Avant même de devenir président de la République, Kaïs Saïed était bien circonscrit dans son modèle typique caractérisé par une certaine rigueur et par beaucoup de fermeté, allant même jusqu’à lui amené des comparaisons avec le robot. Une fois président, en 2019, à la surprise des classiques des élections, tout le monde se demandait comment ce modèle rigide et droit allait s’adapter avec un univers politique, généralement et surtout depuis 2011, largement commandé par la rhétorique de séduction, les manières de manipulation et surtout un machiavélisme dans le sang allant jusqu’à nourrir les pires corruptions. Mais on n’en craignait pas grand-chose, la constitution de 2014, fabriquée sur mesure, passait pour un garde-fou infranchissable.

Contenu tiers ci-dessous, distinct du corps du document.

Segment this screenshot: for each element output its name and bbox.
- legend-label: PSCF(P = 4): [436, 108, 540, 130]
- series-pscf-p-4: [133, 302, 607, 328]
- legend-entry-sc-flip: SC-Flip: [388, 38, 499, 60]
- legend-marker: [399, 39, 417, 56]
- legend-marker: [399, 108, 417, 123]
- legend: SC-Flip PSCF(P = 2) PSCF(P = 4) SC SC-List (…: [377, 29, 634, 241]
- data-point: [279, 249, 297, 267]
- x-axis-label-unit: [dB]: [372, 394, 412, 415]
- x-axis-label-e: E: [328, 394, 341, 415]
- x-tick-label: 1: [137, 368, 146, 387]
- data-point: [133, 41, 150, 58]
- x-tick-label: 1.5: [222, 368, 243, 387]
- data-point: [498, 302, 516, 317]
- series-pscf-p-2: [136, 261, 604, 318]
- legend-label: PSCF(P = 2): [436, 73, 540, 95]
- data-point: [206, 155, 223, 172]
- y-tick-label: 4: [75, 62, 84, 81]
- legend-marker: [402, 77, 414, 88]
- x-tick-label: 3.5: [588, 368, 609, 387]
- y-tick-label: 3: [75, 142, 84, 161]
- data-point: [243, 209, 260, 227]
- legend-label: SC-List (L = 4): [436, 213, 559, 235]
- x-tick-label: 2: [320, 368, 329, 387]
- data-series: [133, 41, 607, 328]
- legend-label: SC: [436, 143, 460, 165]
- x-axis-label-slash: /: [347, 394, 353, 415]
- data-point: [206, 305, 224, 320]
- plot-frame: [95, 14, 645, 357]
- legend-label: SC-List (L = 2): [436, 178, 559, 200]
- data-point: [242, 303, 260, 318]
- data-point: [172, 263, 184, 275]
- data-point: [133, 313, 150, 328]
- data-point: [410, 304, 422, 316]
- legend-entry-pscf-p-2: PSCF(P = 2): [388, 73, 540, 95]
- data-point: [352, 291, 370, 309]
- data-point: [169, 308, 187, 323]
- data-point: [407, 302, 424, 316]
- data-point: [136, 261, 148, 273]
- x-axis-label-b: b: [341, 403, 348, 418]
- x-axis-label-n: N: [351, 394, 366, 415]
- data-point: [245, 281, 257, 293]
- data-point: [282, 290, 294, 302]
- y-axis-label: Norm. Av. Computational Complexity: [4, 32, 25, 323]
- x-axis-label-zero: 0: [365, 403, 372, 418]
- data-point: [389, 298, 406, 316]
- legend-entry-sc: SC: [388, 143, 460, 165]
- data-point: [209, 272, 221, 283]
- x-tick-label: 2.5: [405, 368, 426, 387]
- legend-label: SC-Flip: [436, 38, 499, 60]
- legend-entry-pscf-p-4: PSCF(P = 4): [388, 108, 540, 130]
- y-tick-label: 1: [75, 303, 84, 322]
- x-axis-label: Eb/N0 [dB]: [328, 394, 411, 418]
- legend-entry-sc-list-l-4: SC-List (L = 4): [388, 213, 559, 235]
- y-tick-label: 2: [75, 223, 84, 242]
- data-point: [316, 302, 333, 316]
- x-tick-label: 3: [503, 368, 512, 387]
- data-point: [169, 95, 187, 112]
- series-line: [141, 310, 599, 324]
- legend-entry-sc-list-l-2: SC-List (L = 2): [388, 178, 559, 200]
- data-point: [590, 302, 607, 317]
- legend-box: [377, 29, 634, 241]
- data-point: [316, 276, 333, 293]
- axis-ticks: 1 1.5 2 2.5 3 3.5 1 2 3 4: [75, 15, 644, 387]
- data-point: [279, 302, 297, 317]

Le 25 juillet 2021, c’est toujours le même Kaïs Saïed qui s’imposa à l’intelligence générale comme un expert du franchissement des garde-fous les plus durs et supposés les plus sûrs, pour forcer la main à une classe politique défaillante et inconsciente, jusqu’au crime contre la communauté, et pour ouvrir devant le désespoir généralisé dans les couches populaires les grandes portes de l’espoir. Tout a eu l’ai parfaitement préparé dans une extraordinaire harmonie avec la force populaire, la force militaire et sécuritaire et la condescendance étrangère même si parfois teintée d’un minimum de complaisance ou de compassion à l’égard d’anciens alliés devenus fous à lier.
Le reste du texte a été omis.